Esto sucede entre 1789 y 1815, cuando había perdido las colonias americanas, cuando fracasó al intentar ampliar su mercado invadiendo el virreinato del Río de la Plata, el cual le hubiese dado la entrada al Paraguay y los pueblos de Brasil que se alcanzase por el Paraná, como es el caso de Corumba y así llegar a madera, hierro, etc.

Además en el momento que comenzaba el auge del comercio azucarero en Cuba y Puerto Rico, debido a la ruina económica de Santo Domingo, consecuencia del impacto de la Revolución Francesa en el Caribe, la política exterior británica se encaminó a intentar eliminar la competencia en los mercados del azúcar español.

En la cámara de los comunes, se aprobó el 22 de febrero de 1807, por 283 votos, con 16 en contra, la abolición de la trata en el Atlántico y en sus Islas de las Antillas; no así en el resto de sus dominios coloniales.

Es clarísima la idea de eliminar la competencia del azúcar de los ingenios españoles para sustituirlo por el de las Colonias Inglesas.  Se alegaron razones humanitarias para presionar al gobierno español a que suscribiera tratados internacionales escritos por puño y mano británica con el fin de prohibir la trata de esclavos. 

Mientras tanto, en la India, la mano de obra esclava seguía siendo la base de su economía.

Algo no menor que también colaboró a este cambio de actitud que comentamos en anteriores oportunidades, es el inicio de la Primera Revolución Industrial en el país, que suprimía mano de obra ante la disminución de costos de maquinaria y los esclavos, al quedar libres, se convertían en potenciales consumidores.

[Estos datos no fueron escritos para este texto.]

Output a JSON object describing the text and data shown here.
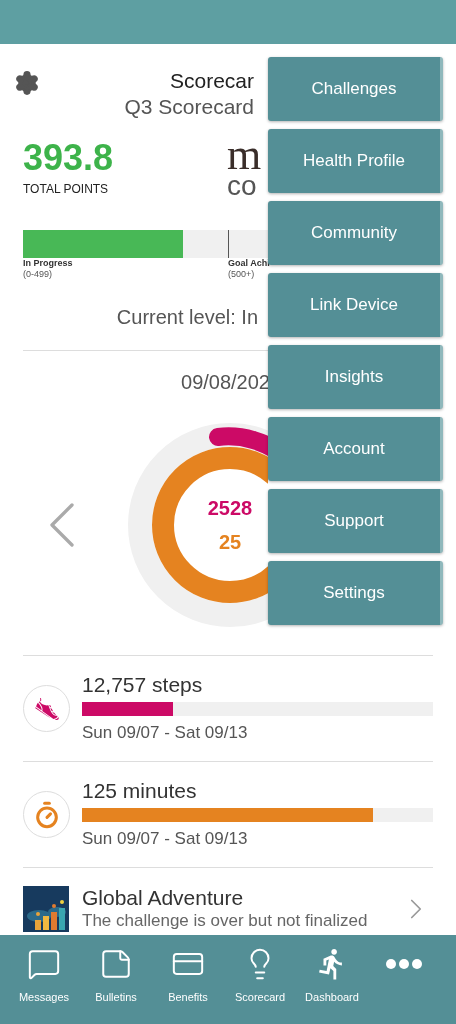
{
  "scorecard": {
    "title": "Scorecar",
    "subtitle": "Q3 Scorecard",
    "points": "393.8",
    "points_label": "TOTAL POINTS",
    "logo_mark": "m",
    "logo_word": "co"
  },
  "progress": {
    "segments": [
      {
        "label": "In Progress",
        "range": "(0-499)"
      },
      {
        "label": "Goal Achi",
        "range": "(500+)"
      }
    ]
  },
  "current_level": "Current level: In",
  "date": "09/08/202",
  "ring": {
    "steps": "2528",
    "minutes": "25"
  },
  "stats": [
    {
      "kind": "steps",
      "title": "12,757 steps",
      "level": 0.26,
      "dates": "Sun 09/07 - Sat 09/13",
      "color": "#cc0a66"
    },
    {
      "kind": "minutes",
      "title": "125 minutes",
      "level": 0.83,
      "dates": "Sun 09/07 - Sat 09/13",
      "color": "#e58320"
    }
  ],
  "challenge": {
    "title": "Global Adventure",
    "description": "The challenge is over but not finalized"
  },
  "menu": [
    "Challenges",
    "Health Profile",
    "Community",
    "Link Device",
    "Insights",
    "Account",
    "Support",
    "Settings"
  ],
  "nav": [
    {
      "kind": "messages",
      "label": "Messages"
    },
    {
      "kind": "bulletins",
      "label": "Bulletins"
    },
    {
      "kind": "benefits",
      "label": "Benefits"
    },
    {
      "kind": "scorecard",
      "label": "Scorecard"
    },
    {
      "kind": "dashboard",
      "label": "Dashboard"
    },
    {
      "kind": "more"
    }
  ]
}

Gran Bretaña ha pasado a la historia como “defensora de la abolición”.

Como conclusión final, podemos ver hoy a África como un lugar totalmente desestructurado, en el cual sus pobladores no han salido de lo tribal, donde se conformaron pseudo-repúblicas a medida de intereses extranjeros, los cuales antes se apoderaban de seres humanos.  Ahora, éstos ya no interesan, pero sí sus diamantes, manganeso, fosfato, hierro, cobre, madera, oro, etc.

 Bibliografía 

·        Bauer, P.T., “Crítica de la teoría del desarrollo”.

·        Canale, Carlos y Rey, Miguel, “Esclavos”.

·        Montaner y Simón, “Diccionario Enciclopédico Hispano”.

·        Montaner y Simón, “Enciclopedia UTEHA”.

·        Scarascia Mugnozza, Carlo, “Relaciones Económicas”.